En la caravana

Cuando era cándida, inocente y libre no creía en los desiertos, pero ahora sé que existen y están colmados de monotonía, de amargura, de frustración, de sufrimiento… Así medito mientras arrastro la fregona y las ilusiones por oficinas solitarias al caer la tarde, mientras barro esperanzas propias y ajenas o desempolvo deseos enterrados bajo capas de obligaciones y necesidades cotidianas.

Pero tampoco me quejo, no crean: hace tiempo que aprendí que para atravesar el desierto, o siquiera para vivir en él, es mejor unirse a una caravana y diluir en ella aspiraciones y anhelos de independencia. He sentido, a veces, la tentación de abandonarla, arrojarme al suelo desde la joroba del camello que me asignaron, volver al origen de todo, a mis proyectos de joven e ilusa licenciada en Filología Clásica y empezar de nuevo. Nadie me lo impediría, se limitarían a observarme con pena: miradas de conmiseración a una proscrita alucinada por ansias imposibles, enloquecida por la opresión muda de la vida, por el agobio constante de una existencia mercenaria… He sentido la tentación, pero no he sucumbido a ella: ¿acaso alimentan los sueños?
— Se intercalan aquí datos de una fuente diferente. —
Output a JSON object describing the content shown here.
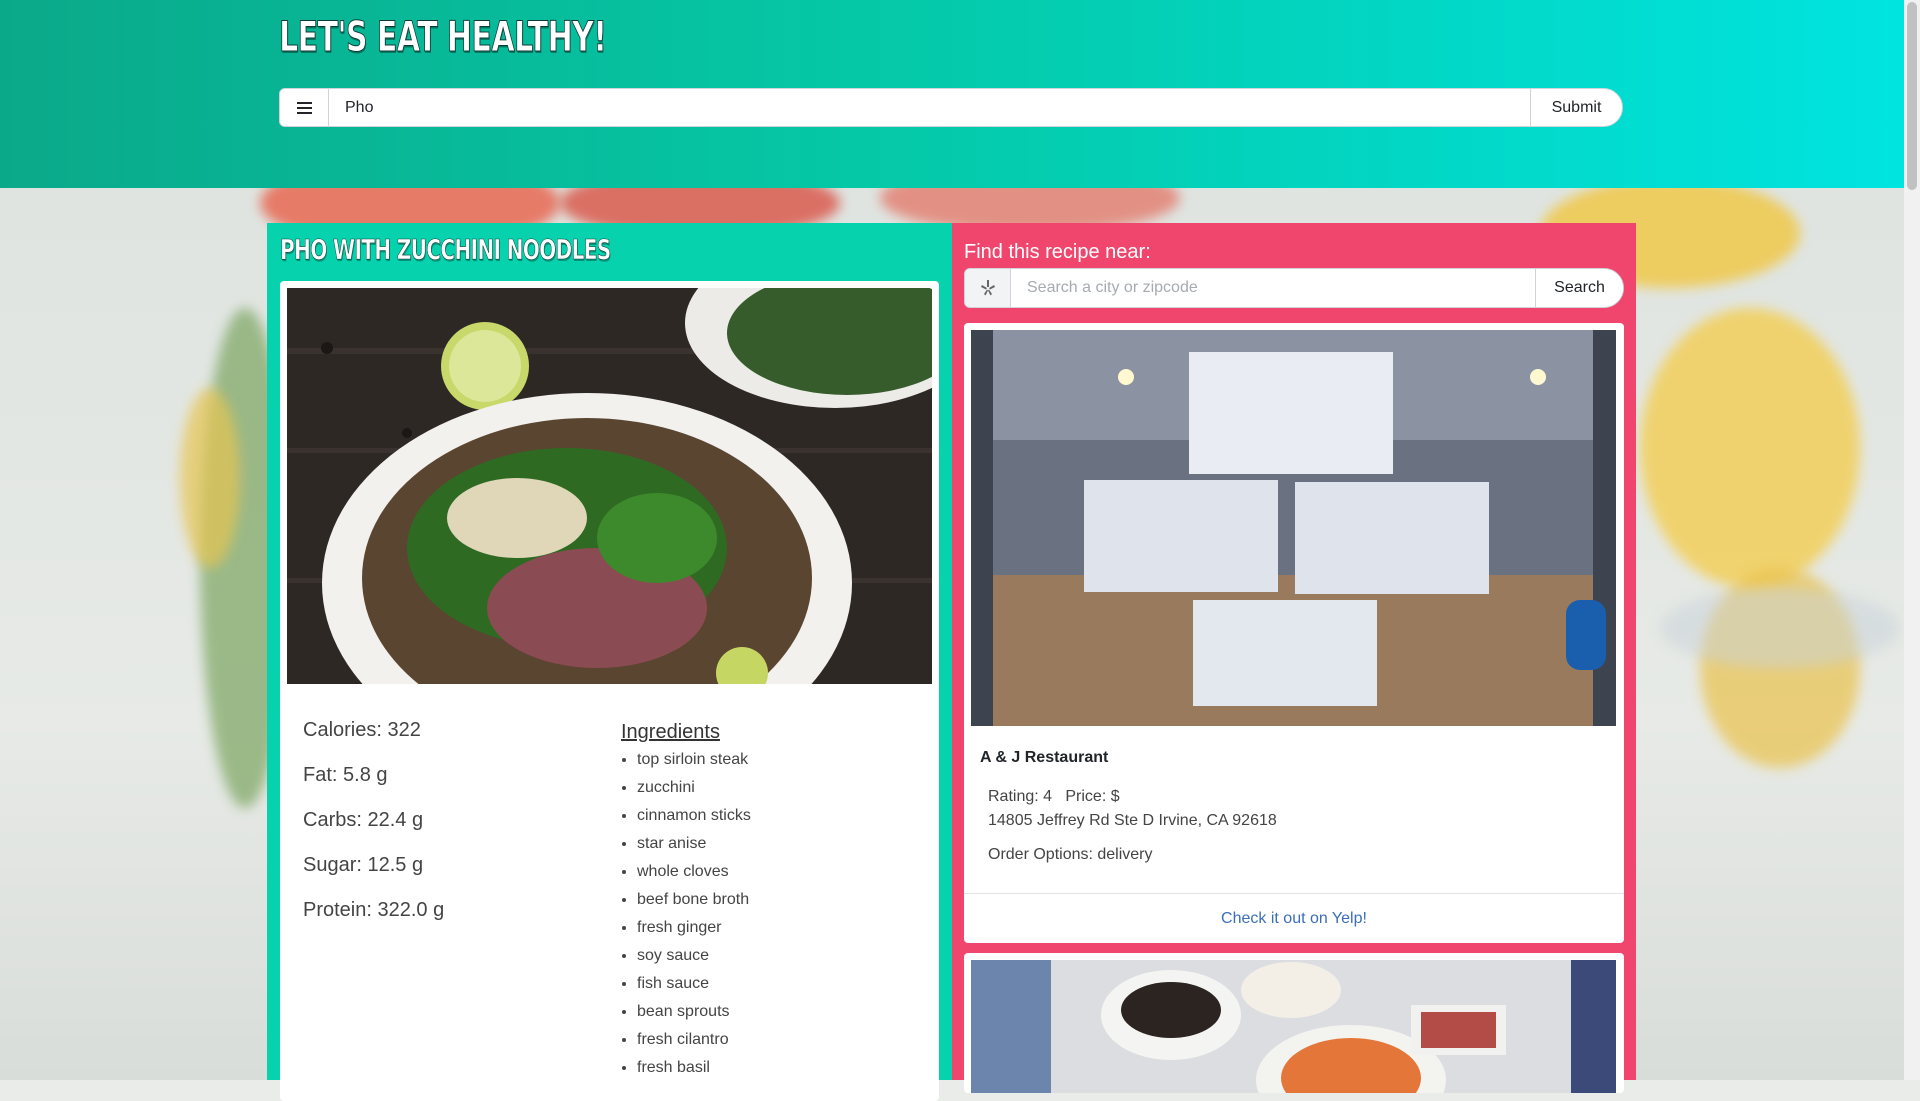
{
  "header": {
    "title": "LET'S EAT HEALTHY!",
    "search_value": "Pho",
    "submit_label": "Submit",
    "gradient": [
      "#0aa98a",
      "#00e4e0"
    ]
  },
  "recipe": {
    "title": "PHO WITH ZUCCHINI NOODLES",
    "nutrition": {
      "calories": "Calories: 322",
      "fat": "Fat: 5.8 g",
      "carbs": "Carbs: 22.4 g",
      "sugar": "Sugar: 12.5 g",
      "protein": "Protein: 322.0 g"
    },
    "ingredients_heading": "Ingredients",
    "ingredients": [
      "top sirloin steak",
      "zucchini",
      "cinnamon sticks",
      "star anise",
      "whole cloves",
      "beef bone broth",
      "fresh ginger",
      "soy sauce",
      "fish sauce",
      "bean sprouts",
      "fresh cilantro",
      "fresh basil"
    ],
    "panel_color": "#06d2ad"
  },
  "yelp": {
    "find_label": "Find this recipe near:",
    "location_placeholder": "Search a city or zipcode",
    "search_label": "Search",
    "icon": "yelp-icon",
    "panel_color": "#f0456d",
    "restaurants": [
      {
        "name": "A & J Restaurant",
        "rating_price": "Rating: 4   Price: $",
        "address": "14805 Jeffrey Rd Ste D Irvine, CA 92618",
        "order_options": "Order Options: delivery",
        "link_label": "Check it out on Yelp!"
      }
    ]
  }
}
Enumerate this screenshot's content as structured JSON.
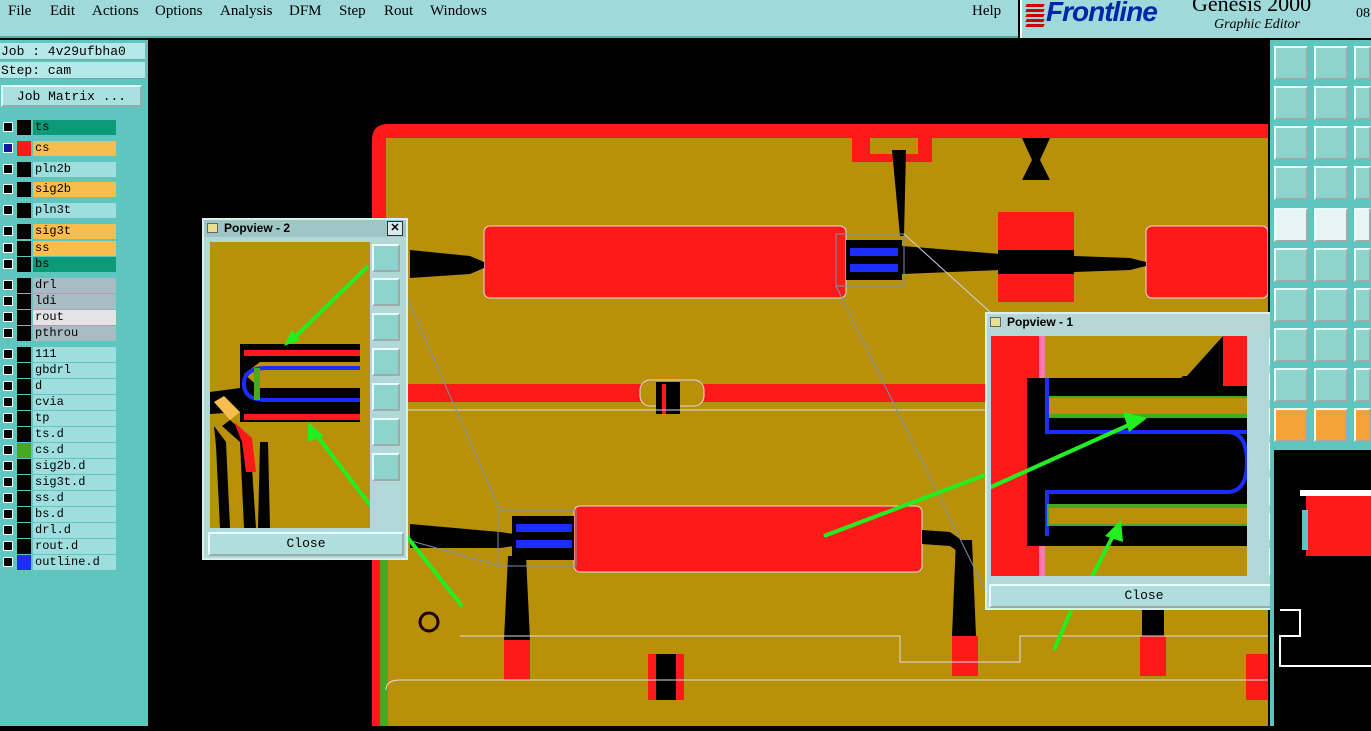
{
  "menu": {
    "items": [
      "File",
      "Edit",
      "Actions",
      "Options",
      "Analysis",
      "DFM",
      "Step",
      "Rout",
      "Windows"
    ],
    "help": "Help"
  },
  "brand": {
    "logo": "Frontline",
    "product": "Genesis 2000",
    "subtitle": "Graphic Editor",
    "clock": "08:"
  },
  "job": {
    "job_line": "Job : 4v29ufbha0",
    "step_line": "Step: cam",
    "matrix_button": "Job Matrix ..."
  },
  "layers": [
    {
      "name": "ts",
      "color": "#0c9a78",
      "swatch": "#000000",
      "active": false
    },
    {
      "name": "cs",
      "color": "#f7be4f",
      "swatch": "#ff1a1a",
      "active": true
    },
    {
      "name": "pln2b",
      "color": "#9fdede",
      "swatch": "#000000",
      "active": false
    },
    {
      "name": "sig2b",
      "color": "#f7be4f",
      "swatch": "#000000",
      "active": false
    },
    {
      "name": "pln3t",
      "color": "#9fdede",
      "swatch": "#000000",
      "active": false
    },
    {
      "name": "sig3t",
      "color": "#f7be4f",
      "swatch": "#000000",
      "active": false
    },
    {
      "name": "ss",
      "color": "#f7be4f",
      "swatch": "#000000",
      "active": false
    },
    {
      "name": "bs",
      "color": "#0c9a78",
      "swatch": "#000000",
      "active": false
    },
    {
      "name": "drl",
      "color": "#a9bcc4",
      "swatch": "#000000",
      "active": false
    },
    {
      "name": "ldi",
      "color": "#a9bcc4",
      "swatch": "#000000",
      "active": false
    },
    {
      "name": "rout",
      "color": "#e4e4e4",
      "swatch": "#000000",
      "active": false
    },
    {
      "name": "pthrou",
      "color": "#a9bcc4",
      "swatch": "#000000",
      "active": false
    },
    {
      "name": "111",
      "color": "#9fdede",
      "swatch": "#000000",
      "active": false
    },
    {
      "name": "gbdrl",
      "color": "#9fdede",
      "swatch": "#000000",
      "active": false
    },
    {
      "name": "d",
      "color": "#9fdede",
      "swatch": "#000000",
      "active": false
    },
    {
      "name": "cvia",
      "color": "#9fdede",
      "swatch": "#000000",
      "active": false
    },
    {
      "name": "tp",
      "color": "#9fdede",
      "swatch": "#000000",
      "active": false
    },
    {
      "name": "ts.d",
      "color": "#9fdede",
      "swatch": "#000000",
      "active": false
    },
    {
      "name": "cs.d",
      "color": "#9fdede",
      "swatch": "#44aa22",
      "active": false
    },
    {
      "name": "sig2b.d",
      "color": "#9fdede",
      "swatch": "#000000",
      "active": false
    },
    {
      "name": "sig3t.d",
      "color": "#9fdede",
      "swatch": "#000000",
      "active": false
    },
    {
      "name": "ss.d",
      "color": "#9fdede",
      "swatch": "#000000",
      "active": false
    },
    {
      "name": "bs.d",
      "color": "#9fdede",
      "swatch": "#000000",
      "active": false
    },
    {
      "name": "drl.d",
      "color": "#9fdede",
      "swatch": "#000000",
      "active": false
    },
    {
      "name": "rout.d",
      "color": "#9fdede",
      "swatch": "#000000",
      "active": false
    },
    {
      "name": "outline.d",
      "color": "#9fdede",
      "swatch": "#1b2dff",
      "active": false
    }
  ],
  "popview2": {
    "title": "Popview - 2",
    "close": "Close"
  },
  "popview1": {
    "title": "Popview - 1",
    "close": "Close"
  },
  "colors": {
    "board": "#b8900a",
    "copper": "#ff1a1a",
    "trace_blue": "#1b2dff",
    "trace_green": "#44aa22",
    "arrow": "#22ee22",
    "panel": "#5fc6bf"
  }
}
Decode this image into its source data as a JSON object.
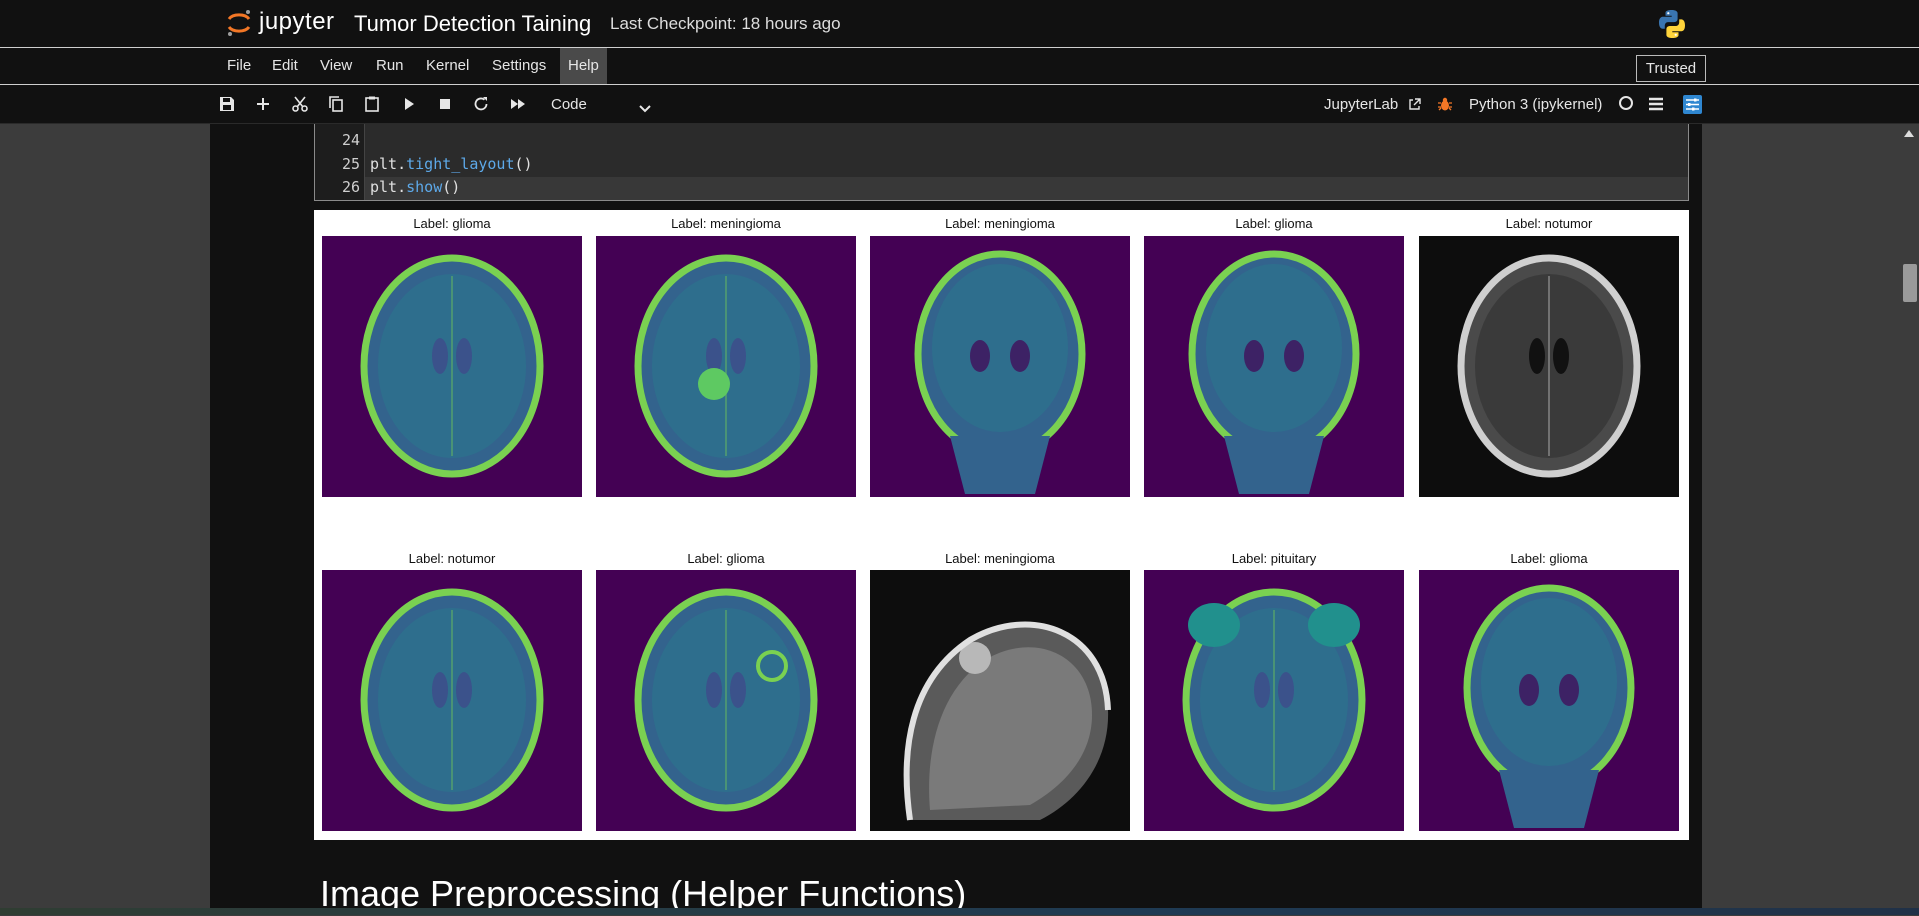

Anochece sobre las dunas solitarias, sobre la angustia de parecer viva pero no estarlo, sobre el silencio del vacío sin otra novedad que contemplar la sucesión de los días…

Suspiro y sigo limpiando; recojo notas de alegría imposible arrugadas y escondidas bajo los escritorios… Suspiro de nuevo, abro uno de los ventanales de la oficina y enciendo un cigarro (lo sé, lo sé, me dirán que fumar no es sano pero, ¿lo es mi presente de asalariada sin futuro?). Acodada en el alfeizar, miro al exterior- oasis efímero en el desierto eterno-, sonrío, me olvido de mi rendición por un puñado de monedas… En el edificio de enfrente, un cigarrillo hermano ilumina la noche.